Nay not with the cannon of battle-shot,
With a sword or noble pen;
Nay, not with eloquent words or thought
From mouth of wonderful men!
 
But deep in a walled-up woman’s heart –
Of a woman that would not yield,
But bravely, silently bore her part –
Lo, there is the battlefield!
 
No marshalling troops, no bivouac song,
No banner to gleam and wave;
But oh! those battles, they last so long –
From babyhood to the grave.
 
Yet, faithful still as a bridge of stars,
She fights in her walled-up town –
Fights on and on in her endless wars,
Then silent, unseen, goes down.
 
Oh, ye with banners and battle-shot,
And soldiers to shout and praise!
I tell you the kingliest victories fought
Were fought in those silent ways.
 
O spotless woman in a world of shame,
With splendid and silent scorn,
Go back to God as white as you came –
The Kingliest warrior born!”
Joaquin Miller (1839-1913)

 
Mothers are strong.

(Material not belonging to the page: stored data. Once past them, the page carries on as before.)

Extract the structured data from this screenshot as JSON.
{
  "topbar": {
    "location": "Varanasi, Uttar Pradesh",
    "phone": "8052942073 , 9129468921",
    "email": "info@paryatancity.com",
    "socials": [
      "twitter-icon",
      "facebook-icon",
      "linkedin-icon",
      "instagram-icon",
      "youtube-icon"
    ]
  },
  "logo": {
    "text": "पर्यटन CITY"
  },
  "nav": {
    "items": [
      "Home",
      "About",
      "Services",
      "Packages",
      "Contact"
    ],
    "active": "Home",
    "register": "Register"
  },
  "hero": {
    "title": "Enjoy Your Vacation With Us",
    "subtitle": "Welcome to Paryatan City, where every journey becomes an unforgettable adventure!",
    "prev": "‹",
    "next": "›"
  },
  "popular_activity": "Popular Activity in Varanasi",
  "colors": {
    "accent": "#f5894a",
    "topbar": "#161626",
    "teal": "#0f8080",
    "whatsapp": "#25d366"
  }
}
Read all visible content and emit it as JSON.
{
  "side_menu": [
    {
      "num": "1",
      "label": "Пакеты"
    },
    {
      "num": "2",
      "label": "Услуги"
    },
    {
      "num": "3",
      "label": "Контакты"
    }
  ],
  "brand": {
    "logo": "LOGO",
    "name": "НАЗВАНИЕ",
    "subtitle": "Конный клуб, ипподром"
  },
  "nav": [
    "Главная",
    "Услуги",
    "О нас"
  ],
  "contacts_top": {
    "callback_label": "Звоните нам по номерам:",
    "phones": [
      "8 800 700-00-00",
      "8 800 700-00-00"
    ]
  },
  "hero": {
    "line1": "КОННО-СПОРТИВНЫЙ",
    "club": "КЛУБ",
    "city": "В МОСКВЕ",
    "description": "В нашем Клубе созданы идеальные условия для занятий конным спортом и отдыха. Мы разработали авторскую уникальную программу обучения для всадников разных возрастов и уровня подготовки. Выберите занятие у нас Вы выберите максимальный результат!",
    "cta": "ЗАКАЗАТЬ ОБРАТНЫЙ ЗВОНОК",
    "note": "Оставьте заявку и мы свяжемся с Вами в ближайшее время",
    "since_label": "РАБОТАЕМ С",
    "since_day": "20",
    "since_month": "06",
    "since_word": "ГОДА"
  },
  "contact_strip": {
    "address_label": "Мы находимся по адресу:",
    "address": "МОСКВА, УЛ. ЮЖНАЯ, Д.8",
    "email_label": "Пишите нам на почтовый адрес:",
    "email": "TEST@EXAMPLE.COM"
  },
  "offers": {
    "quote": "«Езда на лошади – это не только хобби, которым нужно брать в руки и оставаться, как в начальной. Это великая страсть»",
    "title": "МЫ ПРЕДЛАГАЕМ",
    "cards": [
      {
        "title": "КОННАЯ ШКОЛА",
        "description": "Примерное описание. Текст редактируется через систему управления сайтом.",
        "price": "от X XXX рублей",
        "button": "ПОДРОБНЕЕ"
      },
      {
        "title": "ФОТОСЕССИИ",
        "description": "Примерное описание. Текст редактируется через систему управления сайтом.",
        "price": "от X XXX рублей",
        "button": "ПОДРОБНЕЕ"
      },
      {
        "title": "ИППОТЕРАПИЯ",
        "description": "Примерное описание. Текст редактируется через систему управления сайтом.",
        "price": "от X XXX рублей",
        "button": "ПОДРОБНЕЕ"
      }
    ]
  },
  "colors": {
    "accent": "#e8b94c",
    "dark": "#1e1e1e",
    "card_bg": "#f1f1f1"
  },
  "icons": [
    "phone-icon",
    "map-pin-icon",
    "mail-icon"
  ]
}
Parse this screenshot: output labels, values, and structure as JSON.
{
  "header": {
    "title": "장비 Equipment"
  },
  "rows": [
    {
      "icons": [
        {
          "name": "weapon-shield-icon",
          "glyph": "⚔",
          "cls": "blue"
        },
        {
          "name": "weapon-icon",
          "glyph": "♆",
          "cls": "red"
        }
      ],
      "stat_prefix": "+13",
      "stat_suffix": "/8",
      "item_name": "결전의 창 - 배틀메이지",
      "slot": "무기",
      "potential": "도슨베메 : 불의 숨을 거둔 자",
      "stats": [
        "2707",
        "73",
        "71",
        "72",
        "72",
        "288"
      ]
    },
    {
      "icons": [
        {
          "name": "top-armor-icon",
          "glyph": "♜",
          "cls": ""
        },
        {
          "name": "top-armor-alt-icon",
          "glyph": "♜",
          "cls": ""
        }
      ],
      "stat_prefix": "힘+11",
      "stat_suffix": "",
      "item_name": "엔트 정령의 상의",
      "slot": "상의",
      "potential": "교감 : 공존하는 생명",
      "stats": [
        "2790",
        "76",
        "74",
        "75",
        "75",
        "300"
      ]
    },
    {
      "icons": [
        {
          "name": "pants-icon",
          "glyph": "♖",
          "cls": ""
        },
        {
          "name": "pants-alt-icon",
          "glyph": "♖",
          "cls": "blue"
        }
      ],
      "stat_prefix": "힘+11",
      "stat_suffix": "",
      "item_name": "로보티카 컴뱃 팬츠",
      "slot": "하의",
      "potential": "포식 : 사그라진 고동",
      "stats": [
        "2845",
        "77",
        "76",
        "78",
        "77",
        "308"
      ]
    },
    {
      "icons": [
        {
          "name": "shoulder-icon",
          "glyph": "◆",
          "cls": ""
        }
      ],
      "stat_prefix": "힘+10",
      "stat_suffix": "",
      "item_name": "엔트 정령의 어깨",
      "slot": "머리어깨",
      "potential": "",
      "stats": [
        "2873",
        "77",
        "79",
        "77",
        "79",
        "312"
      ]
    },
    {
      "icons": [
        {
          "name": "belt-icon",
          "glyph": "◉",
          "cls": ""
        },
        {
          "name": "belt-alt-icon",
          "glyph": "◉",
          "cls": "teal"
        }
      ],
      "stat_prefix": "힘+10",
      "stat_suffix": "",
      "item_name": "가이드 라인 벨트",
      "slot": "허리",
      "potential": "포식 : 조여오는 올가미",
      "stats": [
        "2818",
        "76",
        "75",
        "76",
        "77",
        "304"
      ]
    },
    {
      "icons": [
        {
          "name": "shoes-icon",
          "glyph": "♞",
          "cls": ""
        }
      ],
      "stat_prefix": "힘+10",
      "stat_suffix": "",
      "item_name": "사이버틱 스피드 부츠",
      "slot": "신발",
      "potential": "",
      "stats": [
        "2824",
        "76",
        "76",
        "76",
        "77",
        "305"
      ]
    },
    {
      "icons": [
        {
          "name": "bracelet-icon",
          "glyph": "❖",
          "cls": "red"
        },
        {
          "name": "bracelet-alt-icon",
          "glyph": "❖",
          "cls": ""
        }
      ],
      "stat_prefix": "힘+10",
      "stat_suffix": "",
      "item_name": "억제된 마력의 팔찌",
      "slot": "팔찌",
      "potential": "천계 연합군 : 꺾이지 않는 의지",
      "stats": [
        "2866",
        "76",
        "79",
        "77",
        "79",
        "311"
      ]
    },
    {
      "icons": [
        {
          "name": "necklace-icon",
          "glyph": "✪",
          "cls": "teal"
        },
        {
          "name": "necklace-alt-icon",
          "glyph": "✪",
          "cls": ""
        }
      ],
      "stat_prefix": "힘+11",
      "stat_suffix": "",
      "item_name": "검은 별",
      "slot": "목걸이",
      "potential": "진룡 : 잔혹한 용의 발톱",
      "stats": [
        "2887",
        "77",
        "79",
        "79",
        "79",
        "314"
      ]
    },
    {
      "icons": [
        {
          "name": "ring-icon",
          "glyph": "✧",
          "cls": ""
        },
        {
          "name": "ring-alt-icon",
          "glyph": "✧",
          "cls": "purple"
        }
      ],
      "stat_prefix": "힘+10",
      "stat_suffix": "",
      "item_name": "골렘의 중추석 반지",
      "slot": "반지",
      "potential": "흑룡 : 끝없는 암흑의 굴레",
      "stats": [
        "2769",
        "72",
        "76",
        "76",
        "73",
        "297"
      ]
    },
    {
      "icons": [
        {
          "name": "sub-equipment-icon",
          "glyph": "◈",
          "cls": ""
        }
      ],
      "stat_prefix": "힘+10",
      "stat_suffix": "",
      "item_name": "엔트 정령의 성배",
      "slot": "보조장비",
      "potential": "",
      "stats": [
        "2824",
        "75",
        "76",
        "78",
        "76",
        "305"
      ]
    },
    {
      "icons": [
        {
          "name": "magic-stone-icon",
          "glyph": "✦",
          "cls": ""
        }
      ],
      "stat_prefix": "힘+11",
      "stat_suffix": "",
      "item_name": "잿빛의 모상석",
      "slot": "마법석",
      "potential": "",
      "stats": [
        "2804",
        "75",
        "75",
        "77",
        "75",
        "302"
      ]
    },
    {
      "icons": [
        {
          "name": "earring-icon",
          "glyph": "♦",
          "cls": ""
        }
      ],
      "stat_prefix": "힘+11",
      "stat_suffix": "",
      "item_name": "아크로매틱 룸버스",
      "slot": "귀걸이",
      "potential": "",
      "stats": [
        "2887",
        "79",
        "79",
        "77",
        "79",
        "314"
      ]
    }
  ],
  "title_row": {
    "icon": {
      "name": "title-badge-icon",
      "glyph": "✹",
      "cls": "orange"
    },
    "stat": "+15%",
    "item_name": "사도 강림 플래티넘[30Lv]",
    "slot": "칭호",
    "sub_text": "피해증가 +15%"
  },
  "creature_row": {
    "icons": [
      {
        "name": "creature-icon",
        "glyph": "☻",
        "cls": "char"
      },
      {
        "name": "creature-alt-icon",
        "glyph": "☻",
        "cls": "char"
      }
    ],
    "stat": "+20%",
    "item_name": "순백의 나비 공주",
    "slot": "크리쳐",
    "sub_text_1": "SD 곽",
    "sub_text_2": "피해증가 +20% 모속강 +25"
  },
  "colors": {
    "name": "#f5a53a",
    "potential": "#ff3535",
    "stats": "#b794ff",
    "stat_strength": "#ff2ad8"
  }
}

They have to be. How else could they suffer the pain of having children, bear the hurt of not having children, experience the sorrow of having children only to lose them, endure the fears of children rebelling, put up with a drunken husband, work extra jobs because her husband left her for another woman, stay up late at night to take care of a sick child and her own aged parents, and all the while wash clothes, cook meals, and clean the house? That is true toughness. It is not just her tough love. It is her love that makes her tough.

“Honor thy father and thy mother” (Exod. 20:12) and “despise not thy mother when she is old” (Prov. 23:22).